KKT conditions for L2 norm

Question

I have the following minimization problem

\begin{gather*} \text{minimize} \quad ||w|| \quad \quad w\in\mathbb{R}^2 \\ \text{subject to} \quad w_1+w_2+1\le0 \end{gather*}

I would like to solve it and check for KKT conditions. I'm not entirely sure of the procedure. Does one guess for solutions then check for KKT or is there an analytical way of doing it?

Afaik the conditions are

$$\frac{\partial L}{\partial w_1}=\frac{w_1}{||w||}+\mu=0$$ $$\frac{\partial L}{\partial w_2}=\frac{w_2}{||w||}+\mu=0$$ $$\mu(w_1+w_2+1)=0$$ $$ w_1+w_2+1\le0$$ $$\mu \ge 0$$

Answer 1

We find the solution by solving the KKT conditions. In particular, observe that $$\frac{w_1}{\|w\|}+\mu = 0 \implies \frac{w_1}{\|w\|} = -\mu = \frac{w_2}{\|w\|} \implies w_1=w_2.$$ Also, $\|w\| \neq 0$ as $\begin{bmatrix}0 \\ 0\end{bmatrix}$ does not lie in the feasible region.

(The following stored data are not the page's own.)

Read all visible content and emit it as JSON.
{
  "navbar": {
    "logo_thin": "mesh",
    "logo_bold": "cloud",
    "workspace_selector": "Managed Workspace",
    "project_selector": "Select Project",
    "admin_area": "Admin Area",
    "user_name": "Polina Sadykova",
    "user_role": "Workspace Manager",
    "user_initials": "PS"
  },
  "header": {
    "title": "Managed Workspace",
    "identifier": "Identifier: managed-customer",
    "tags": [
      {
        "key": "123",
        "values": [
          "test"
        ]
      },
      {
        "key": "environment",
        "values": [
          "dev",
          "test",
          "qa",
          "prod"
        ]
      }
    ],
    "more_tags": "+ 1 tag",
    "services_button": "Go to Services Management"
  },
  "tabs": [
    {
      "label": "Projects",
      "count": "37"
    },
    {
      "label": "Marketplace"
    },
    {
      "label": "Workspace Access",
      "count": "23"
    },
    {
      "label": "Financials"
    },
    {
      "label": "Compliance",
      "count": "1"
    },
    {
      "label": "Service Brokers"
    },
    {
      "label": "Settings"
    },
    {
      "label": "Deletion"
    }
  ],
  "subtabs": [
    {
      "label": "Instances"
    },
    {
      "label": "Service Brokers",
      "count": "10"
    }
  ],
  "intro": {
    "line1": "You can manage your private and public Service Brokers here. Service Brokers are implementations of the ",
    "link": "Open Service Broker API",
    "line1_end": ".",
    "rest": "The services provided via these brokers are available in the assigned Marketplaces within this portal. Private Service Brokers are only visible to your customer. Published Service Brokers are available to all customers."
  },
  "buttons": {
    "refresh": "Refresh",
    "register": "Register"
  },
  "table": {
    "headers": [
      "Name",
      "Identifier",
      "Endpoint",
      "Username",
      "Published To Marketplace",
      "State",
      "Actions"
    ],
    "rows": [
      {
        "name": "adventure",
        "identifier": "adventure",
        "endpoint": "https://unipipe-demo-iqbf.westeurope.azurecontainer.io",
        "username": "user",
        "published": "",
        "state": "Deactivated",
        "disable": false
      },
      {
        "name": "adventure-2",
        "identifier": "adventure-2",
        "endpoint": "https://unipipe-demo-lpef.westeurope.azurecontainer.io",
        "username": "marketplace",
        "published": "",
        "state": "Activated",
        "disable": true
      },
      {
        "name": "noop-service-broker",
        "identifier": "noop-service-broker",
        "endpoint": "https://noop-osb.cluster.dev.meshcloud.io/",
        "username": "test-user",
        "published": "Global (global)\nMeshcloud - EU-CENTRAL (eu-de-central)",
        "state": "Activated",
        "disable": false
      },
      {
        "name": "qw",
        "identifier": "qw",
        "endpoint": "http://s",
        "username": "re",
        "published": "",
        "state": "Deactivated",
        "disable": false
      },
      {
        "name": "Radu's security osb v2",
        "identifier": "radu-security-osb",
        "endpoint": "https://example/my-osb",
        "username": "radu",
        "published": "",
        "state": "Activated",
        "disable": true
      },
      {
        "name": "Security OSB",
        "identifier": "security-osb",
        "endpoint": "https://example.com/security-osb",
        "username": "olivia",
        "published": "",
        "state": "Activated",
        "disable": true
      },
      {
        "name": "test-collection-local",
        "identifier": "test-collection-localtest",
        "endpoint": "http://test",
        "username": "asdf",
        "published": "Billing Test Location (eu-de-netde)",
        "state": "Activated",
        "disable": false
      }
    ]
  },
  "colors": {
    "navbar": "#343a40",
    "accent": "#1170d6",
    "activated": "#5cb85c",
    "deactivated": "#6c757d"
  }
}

Consequently, $$\mu = -\frac{w_1}{\|w\|}=-\frac{w_2}{\|w\|}\neq 0.$$ As a result, $$w_1+w_2+1 = 0 \implies w_1=w_2=-1/2.$$ So the optimal solution is $w^* = -\begin{bmatrix}1/2 \\1/2\end{bmatrix}$, and the minimum value of the function is $1/\sqrt{2}$.

Answer 2

@MathLover answer is the right derivation.

Yet, since this problem is in $ \mathbb{R}^{2} $ one could even draw it:

Basically drawing the line $ {w}_{1} + {w}_{2} = -1 $.
The valid domain is below it.
Then drawing the $ {L}_{2} $ Ball with radius $ \alpha $.
Setting $ \lambda = 0 $ and then making it grow until it intersect the valid domain at first.
The first intersection point is the solution.

The $ \lambda $ from the above is the same one from the KKT Conditions.
Namely it is the one which obeys all conditions.